Small and midsize niche: The crowded ERP market is dominated by Germany’s SAP and Oracle. Microsoft sells its own line of Dynamics software, and there are dozens of smaller competitors. “We’re very focused on midmarket customers,” Roskill says. That means businesses of up to 500 people, with revenue between $5 million and $500 million. Clients include Seattle outdoors-education nonprofit The Mountaineers and Renton-based tool distributor Wilmar.

Funding: Founded in 2008, Acumatica most recently sought funding from investors in 2014, closing a $13.4 million investment round that November. Roskill says the company, which isn’t profitable yet, is starting to plan another round of fundraising.

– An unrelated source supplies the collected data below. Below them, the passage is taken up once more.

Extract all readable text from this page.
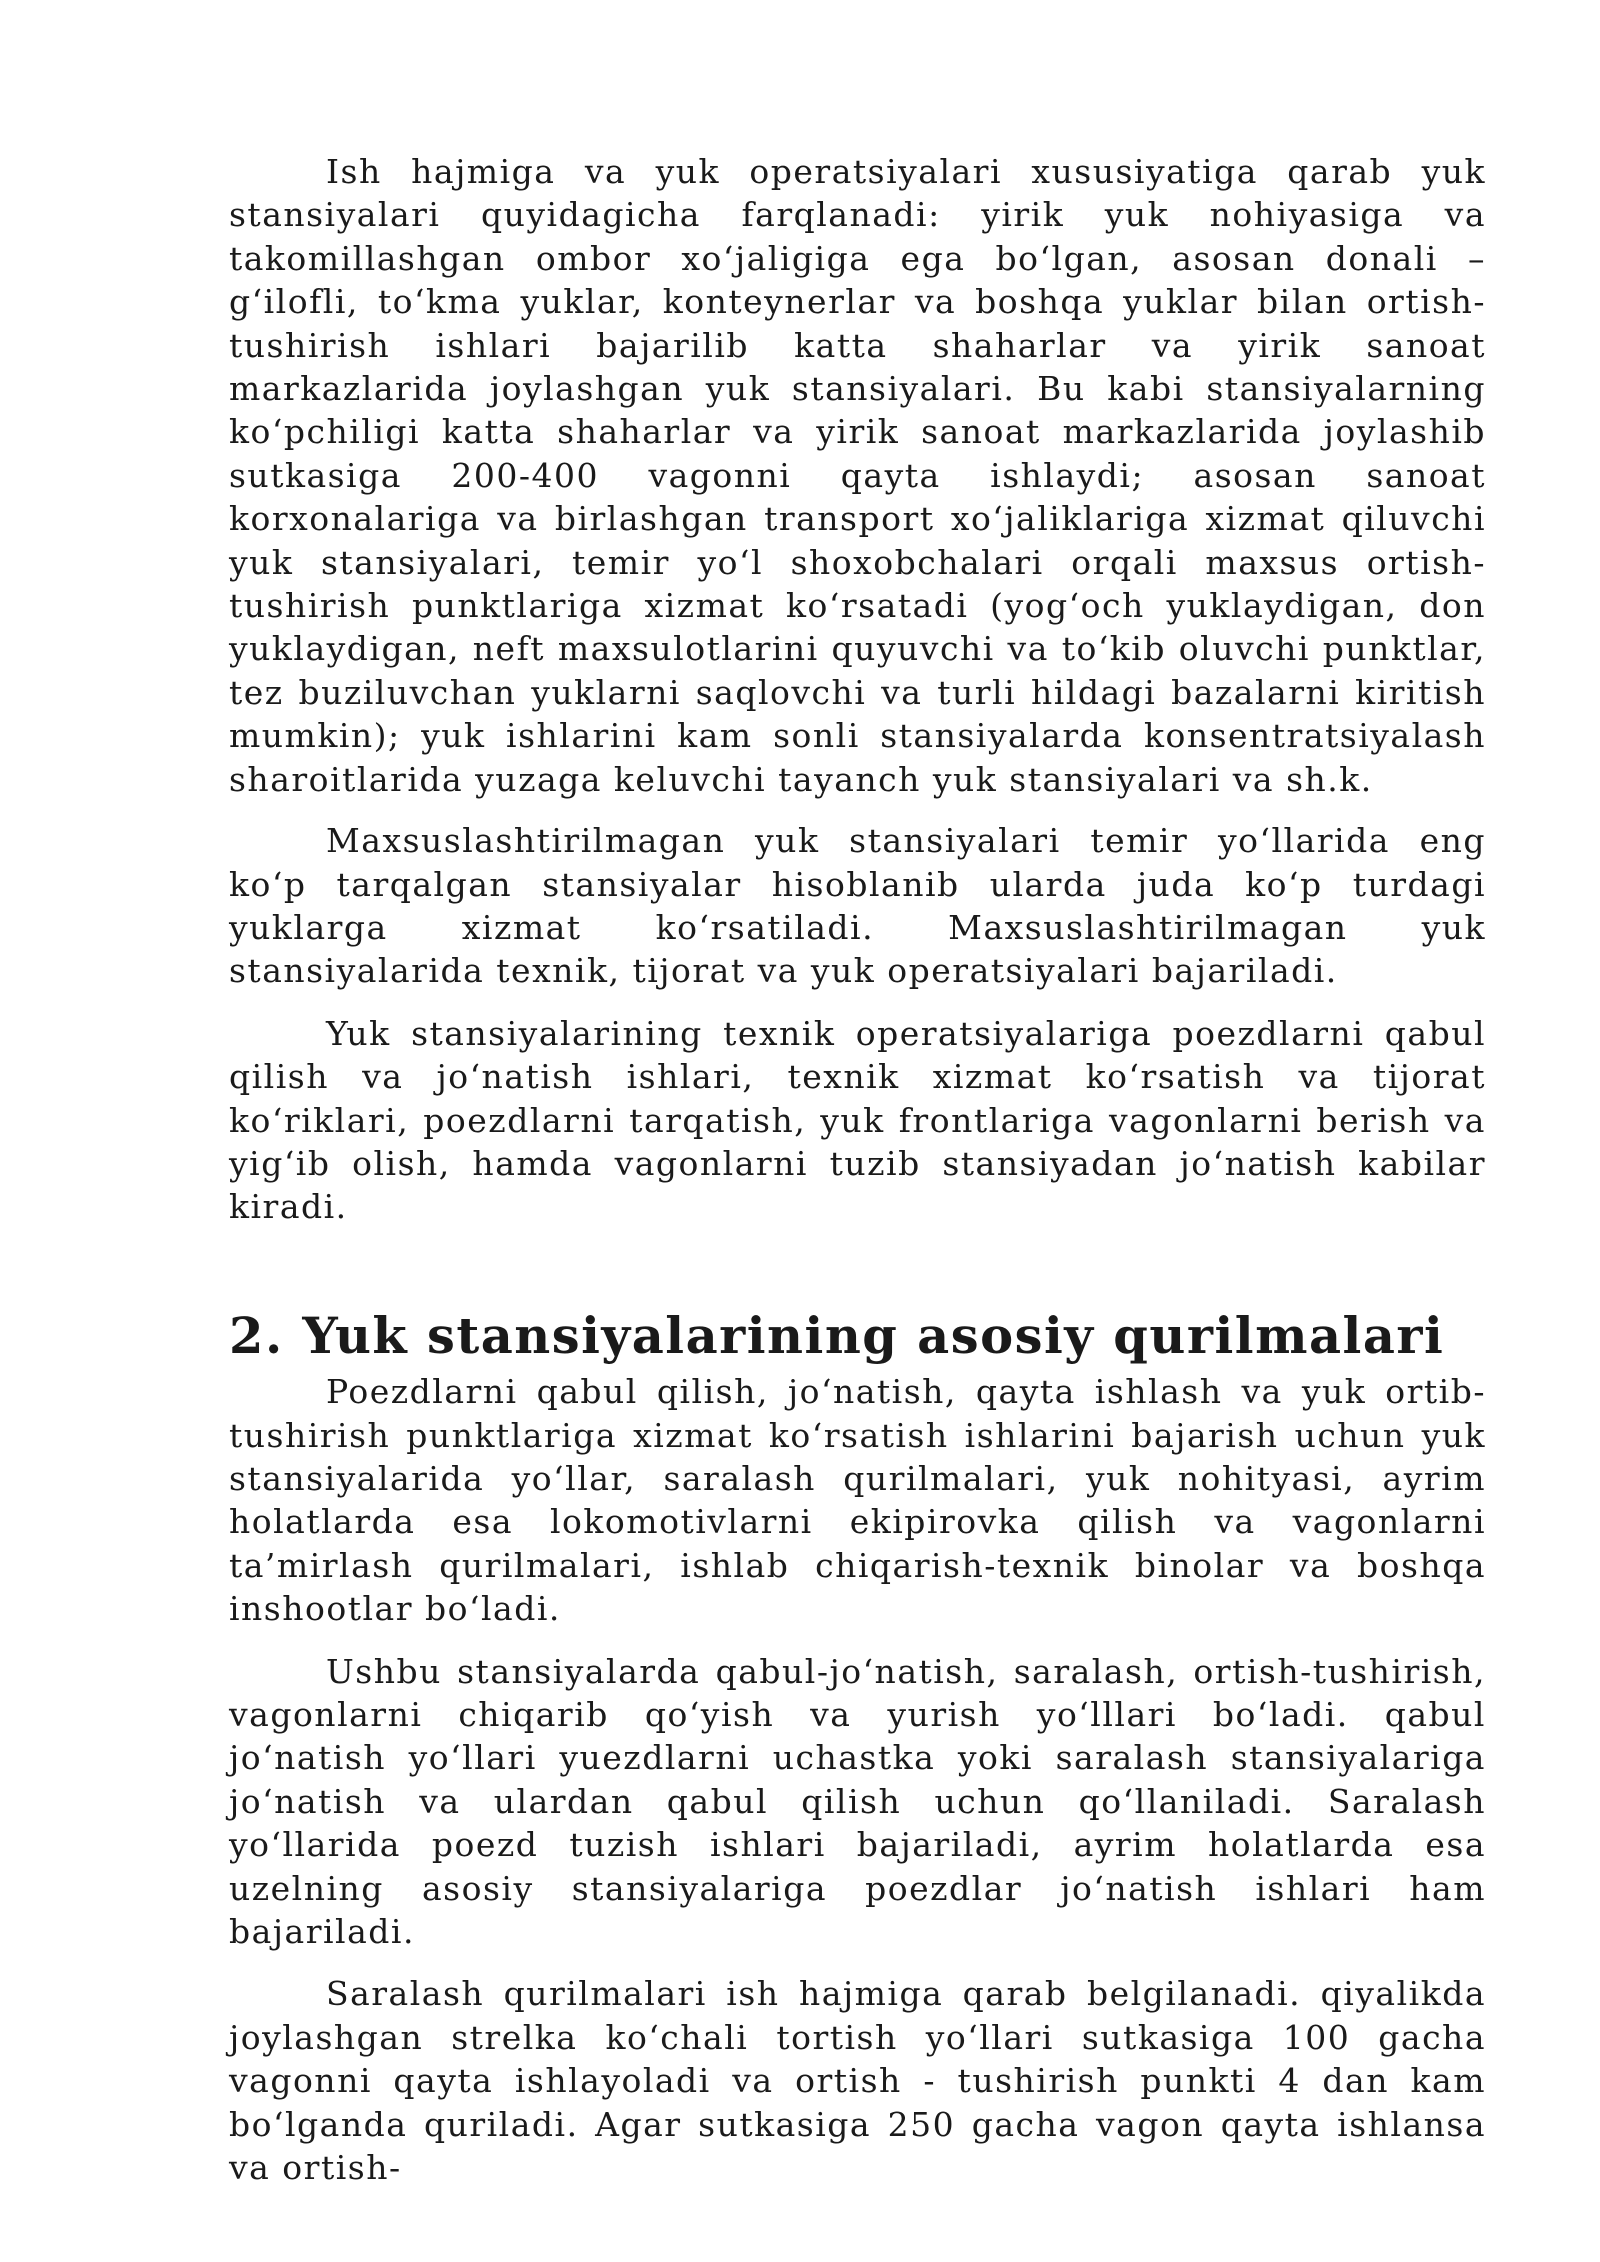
Ish hajmiga va yuk operatsiyalari xususiyatiga qarab yuk stansiyalari quyidagicha farqlanadi: yirik yuk nohiyasiga va takomillashgan ombor xo‘jaligiga ega bo‘lgan, asosan donali – g‘ilofli, to‘kma yuklar, konteynerlar va boshqa yuklar bilan ortish-tushirish ishlari bajarilib katta shaharlar va yirik sanoat markazlarida joylashgan yuk stansiyalari. Bu kabi stansiyalarning ko‘pchiligi katta shaharlar va yirik sanoat markazlarida joylashib sutkasiga 200-400 vagonni qayta ishlaydi; asosan sanoat korxonalariga va birlashgan transport xo‘jaliklariga xizmat qiluvchi yuk stansiyalari, temir yo‘l shoxobchalari orqali maxsus ortish-tushirish punktlariga xizmat ko‘rsatadi (yog‘och yuklaydigan, don yuklaydigan, neft maxsulotlarini quyuvchi va to‘kib oluvchi punktlar, tez buziluvchan yuklarni saqlovchi va turli hildagi bazalarni kiritish mumkin); yuk ishlarini kam sonli stansiyalarda konsentratsiyalash sharoitlarida yuzaga keluvchi tayanch yuk stansiyalari va sh.k.

Maxsuslashtirilmagan yuk stansiyalari temir yo‘llarida eng ko‘p tarqalgan stansiyalar hisoblanib ularda juda ko‘p turdagi yuklarga xizmat ko‘rsatiladi. Maxsuslashtirilmagan yuk stansiyalarida texnik, tijorat va yuk operatsiyalari bajariladi.

Yuk stansiyalarining texnik operatsiyalariga poezdlarni qabul qilish va jo‘natish ishlari, texnik xizmat ko‘rsatish va tijorat ko‘riklari, poezdlarni tarqatish, yuk frontlariga vagonlarni berish va yig‘ib olish, hamda vagonlarni tuzib stansiyadan jo‘natish kabilar kiradi.

2. Yuk stansiyalarining asosiy qurilmalari

Poezdlarni qabul qilish, jo‘natish, qayta ishlash va yuk ortib-tushirish punktlariga xizmat ko‘rsatish ishlarini bajarish uchun yuk stansiyalarida yo‘llar, saralash qurilmalari, yuk nohityasi, ayrim holatlarda esa lokomotivlarni ekipirovka qilish va vagonlarni ta’mirlash qurilmalari, ishlab chiqarish-texnik binolar va boshqa inshootlar bo‘ladi.

Ushbu stansiyalarda qabul-jo‘natish, saralash, ortish-tushirish, vagonlarni chiqarib qo‘yish va yurish yo‘lllari bo‘ladi. qabul jo‘natish yo‘llari yuezdlarni uchastka yoki saralash stansiyalariga jo‘natish va ulardan qabul qilish uchun qo‘llaniladi. Saralash yo‘llarida poezd tuzish ishlari bajariladi, ayrim holatlarda esa uzelning asosiy stansiyalariga poezdlar jo‘natish ishlari ham bajariladi.

Saralash qurilmalari ish hajmiga qarab belgilanadi. qiyalikda joylashgan strelka ko‘chali tortish yo‘llari sutkasiga 100 gacha vagonni qayta ishlayoladi va ortish - tushirish punkti 4 dan kam bo‘lganda quriladi. Agar sutkasiga 250 gacha vagon qayta ishlansa va ortish-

Global footprint:Acumatica’s Bellevue headquarters is home to 36 employees, mainly in executive, sales and marketing functions. The rest of the company’s nearly 150 employees are spread among a software-development office in Moscow, as well as offices in Singapore, Columbus, Ohio and Montreal.

Local ties: Acumatica’s technology is built on Microsoft’s software framework and plugs in to a variety of the Redmond company’s tools, including Office 365 and Power BI. Acumatica’s software itself runs on servers operated by Amazon Web Services.

Cloud city: “That’s the benefit of being here in Bellevue,” Roskill says. “I’ve got Microsoft to the east, Amazon to the west, and the other [cloud-computing] player who’s accelerating, Google, three miles to the north in Kirkland. We want to be a bit of a Switzerland and take advantage of whatever technology we can from these companies.”